Again dealing with adultery, Dekalog 9 is about the marriage of a man who has just been diagnosed with sexual impotence—his wife has an affair, he spies on her, she breaks off with the young lover only to discover that her husband is standing in the wardrobe watching. I thought, the wife was wrong to cheat on her husband, but it’s not right for him to follow her and listen to her phone calls either. Their trust is broken, they both lie to each other. Then I realised that I was the one that judged, I was the one that condemned. Kieslowski doesn’t.
In previous episodes, there’s a woman that loves 2 men at the same time, a young woman that has incestuous feelings for her father, a teenage girl that has a relationship with her teacher, a man that leaves his family at home on Christmas Eve to go with his former lover... Now in Dekalog 9, we see distrust and an intrusion on privacy, but also see pain, humiliation and feeling of inadequacy; we see a betrayal and moral lapse but also see love, repentance and wish for redemption. Kieslowski doesn’t condemn.
As a writer/ director, Kieslowski has the qualities that I admire in 19th century Russian writers: the subtlety and ambiguity; the moral seriousness; the exploration of people’s relationships, their inner lives, complexity and self-contradictions; the nonjudgmental attitude; the humanity, tenderness and understanding for human weaknesses; the celebration of life and its unknowability; the hopeful and uplifting note at the end, etc.

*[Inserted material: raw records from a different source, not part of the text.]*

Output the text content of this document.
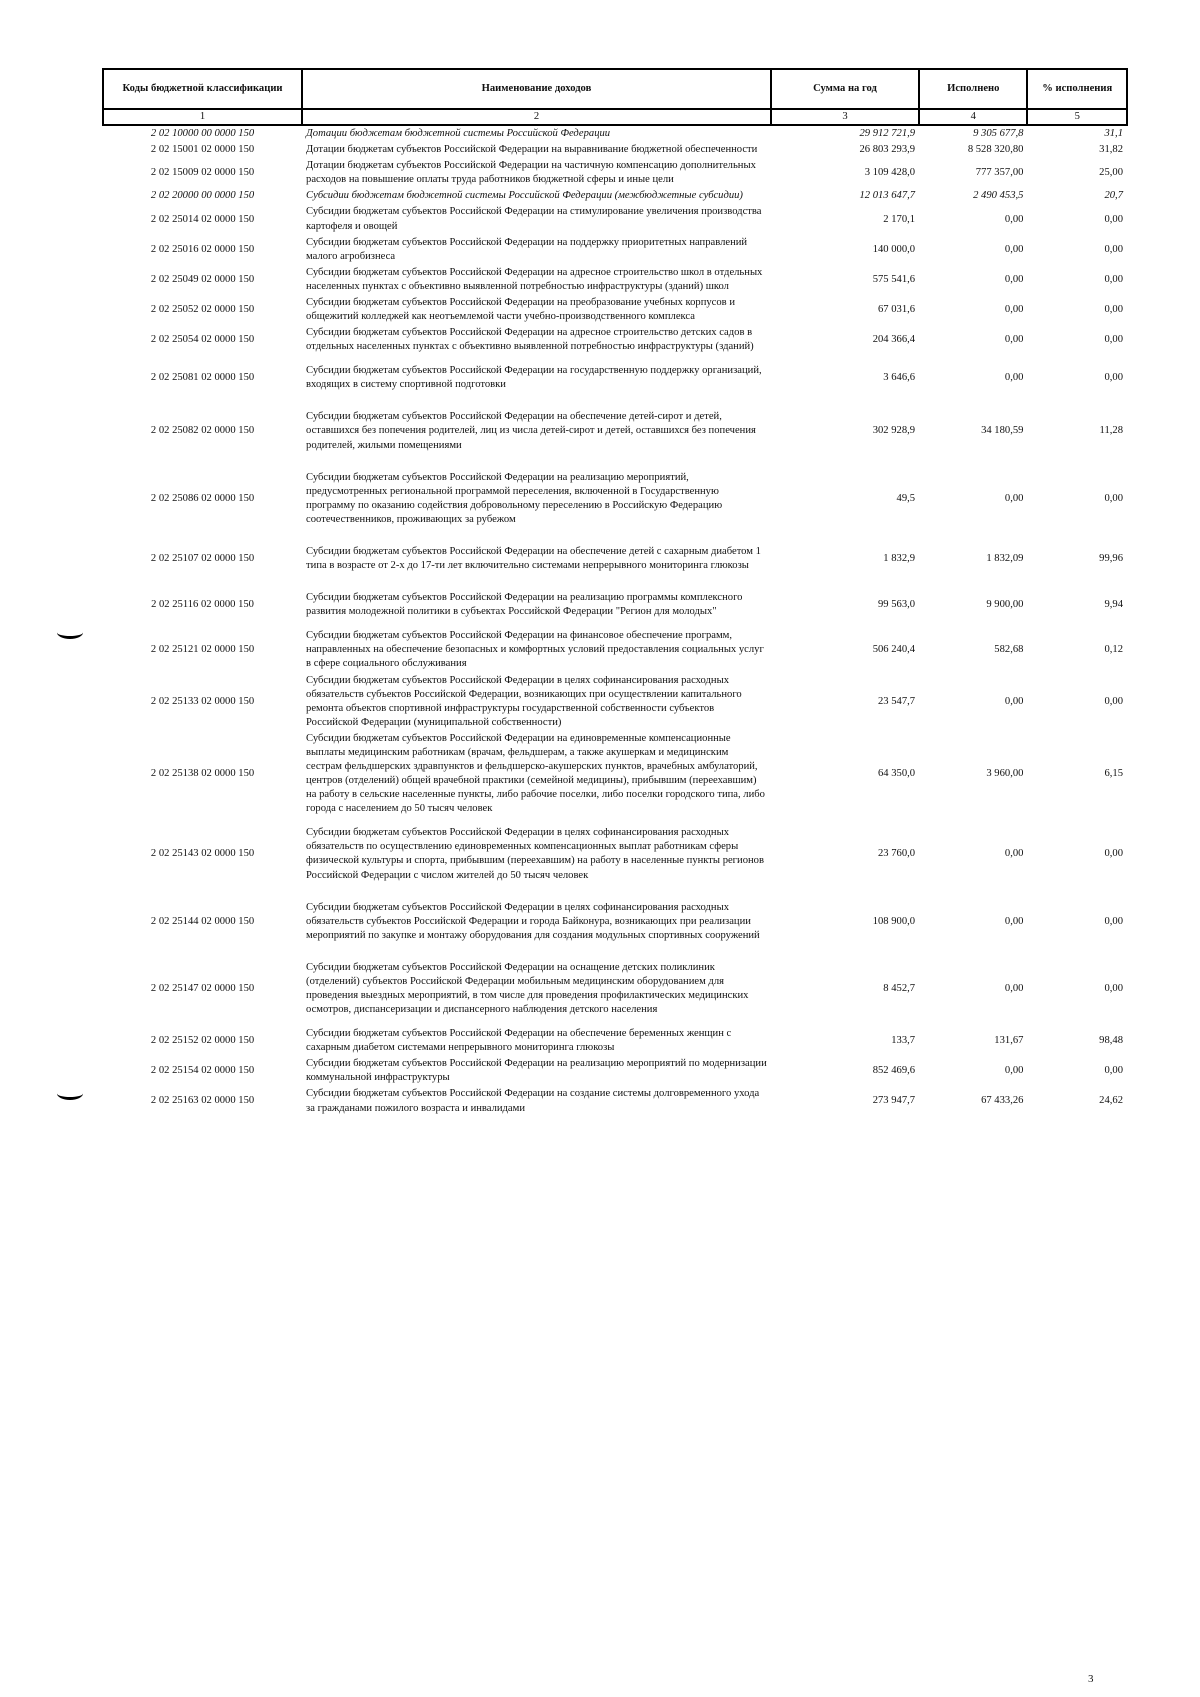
Коды бюджетной классификации	Наименование доходов	Сумма на год	Исполнено	% исполнения
1	2	3	4	5
2 02 10000 00 0000 150	Дотации бюджетам бюджетной системы Российской Федерации	29 912 721,9	9 305 677,8	31,1
2 02 15001 02 0000 150	Дотации бюджетам субъектов Российской Федерации на выравнивание бюджетной обеспеченности	26 803 293,9	8 528 320,80	31,82
2 02 15009 02 0000 150	Дотации бюджетам субъектов Российской Федерации на частичную компенсацию дополнительных расходов на повышение оплаты труда работников бюджетной сферы и иные цели	3 109 428,0	777 357,00	25,00
2 02 20000 00 0000 150	Субсидии бюджетам бюджетной системы Российской Федерации (межбюджетные субсидии)	12 013 647,7	2 490 453,5	20,7
2 02 25014 02 0000 150	Субсидии бюджетам субъектов Российской Федерации на стимулирование увеличения производства картофеля и овощей	2 170,1	0,00	0,00
2 02 25016 02 0000 150	Субсидии бюджетам субъектов Российской Федерации на поддержку приоритетных направлений малого агробизнеса	140 000,0	0,00	0,00
2 02 25049 02 0000 150	Субсидии бюджетам субъектов Российской Федерации на адресное строительство школ в отдельных населенных пунктах с объективно выявленной потребностью инфраструктуры (зданий) школ	575 541,6	0,00	0,00
2 02 25052 02 0000 150	Субсидии бюджетам субъектов Российской Федерации на преобразование учебных корпусов и общежитий колледжей как неотъемлемой части учебно-производственного комплекса	67 031,6	0,00	0,00
2 02 25054 02 0000 150	Субсидии бюджетам субъектов Российской Федерации на адресное строительство детских садов в отдельных населенных пунктах с объективно выявленной потребностью инфраструктуры (зданий)	204 366,4	0,00	0,00
2 02 25081 02 0000 150	Субсидии бюджетам субъектов Российской Федерации на государственную поддержку организаций, входящих в систему спортивной подготовки	3 646,6	0,00	0,00
2 02 25082 02 0000 150	Субсидии бюджетам субъектов Российской Федерации на обеспечение детей-сирот и детей, оставшихся без попечения родителей, лиц из числа детей-сирот и детей, оставшихся без попечения родителей, жилыми помещениями	302 928,9	34 180,59	11,28
2 02 25086 02 0000 150	Субсидии бюджетам субъектов Российской Федерации на реализацию мероприятий, предусмотренных региональной программой переселения, включенной в Государственную программу по оказанию содействия добровольному переселению в Российскую Федерацию соотечественников, проживающих за рубежом	49,5	0,00	0,00
2 02 25107 02 0000 150	Субсидии бюджетам субъектов Российской Федерации на обеспечение детей с сахарным диабетом 1 типа в возрасте от 2-х до 17-ти лет включительно системами непрерывного мониторинга глюкозы	1 832,9	1 832,09	99,96
2 02 25116 02 0000 150	Субсидии бюджетам субъектов Российской Федерации на реализацию программы комплексного развития молодежной политики в субъектах Российской Федерации "Регион для молодых"	99 563,0	9 900,00	9,94
2 02 25121 02 0000 150	Субсидии бюджетам субъектов Российской Федерации на финансовое обеспечение программ, направленных на обеспечение безопасных и комфортных условий предоставления социальных услуг в сфере социального обслуживания	506 240,4	582,68	0,12
2 02 25133 02 0000 150	Субсидии бюджетам субъектов Российской Федерации в целях софинансирования расходных обязательств субъектов Российской Федерации, возникающих при осуществлении капитального ремонта объектов спортивной инфраструктуры государственной собственности субъектов Российской Федерации (муниципальной собственности)	23 547,7	0,00	0,00
2 02 25138 02 0000 150	Субсидии бюджетам субъектов Российской Федерации на единовременные компенсационные выплаты медицинским работникам (врачам, фельдшерам, а также акушеркам и медицинским сестрам фельдшерских здравпунктов и фельдшерско-акушерских пунктов, врачебных амбулаторий, центров (отделений) общей врачебной практики (семейной медицины), прибывшим (переехавшим) на работу в сельские населенные пункты, либо рабочие поселки, либо поселки городского типа, либо города с населением до 50 тысяч человек	64 350,0	3 960,00	6,15
2 02 25143 02 0000 150	Субсидии бюджетам субъектов Российской Федерации в целях софинансирования расходных обязательств по осуществлению единовременных компенсационных выплат работникам сферы физической культуры и спорта, прибывшим (переехавшим) на работу в населенные пункты регионов Российской Федерации с числом жителей до 50 тысяч человек	23 760,0	0,00	0,00
2 02 25144 02 0000 150	Субсидии бюджетам субъектов Российской Федерации в целях софинансирования расходных обязательств субъектов Российской Федерации и города Байконура, возникающих при реализации мероприятий по закупке и монтажу оборудования для создания модульных спортивных сооружений	108 900,0	0,00	0,00
2 02 25147 02 0000 150	Субсидии бюджетам субъектов Российской Федерации на оснащение детских поликлиник (отделений) субъектов Российской Федерации мобильным медицинским оборудованием для проведения выездных мероприятий, в том числе для проведения профилактических медицинских осмотров, диспансеризации и диспансерного наблюдения детского населения	8 452,7	0,00	0,00
2 02 25152 02 0000 150	Субсидии бюджетам субъектов Российской Федерации на обеспечение беременных женщин с сахарным диабетом системами непрерывного мониторинга глюкозы	133,7	131,67	98,48
2 02 25154 02 0000 150	Субсидии бюджетам субъектов Российской Федерации на реализацию мероприятий по модернизации коммунальной инфраструктуры	852 469,6	0,00	0,00
2 02 25163 02 0000 150	Субсидии бюджетам субъектов Российской Федерации на создание системы долговременного ухода за гражданами пожилого возраста и инвалидами	273 947,7	67 433,26	24,62
3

From Bilge Ebiri’s review:
“Kieslowski stood, at the end of the 1980s, in a decaying authoritarian state and presented to us a vision in which God, the law, and socialism all came up empty. And just think about it: He had the gall to make a film about the Ten Commandments that refused to judge anyone, even allowing the worst murderer moments of grace. In fact, maybe we’ve been thinking about it all wrong. Maybe Dekalog is not about the Ten Commandments, but a response to them — and to the very idea of law and judgment and top-down morality. To the ironclad dicta of absolutism in all its forms, the director responds with a love that passes understanding.”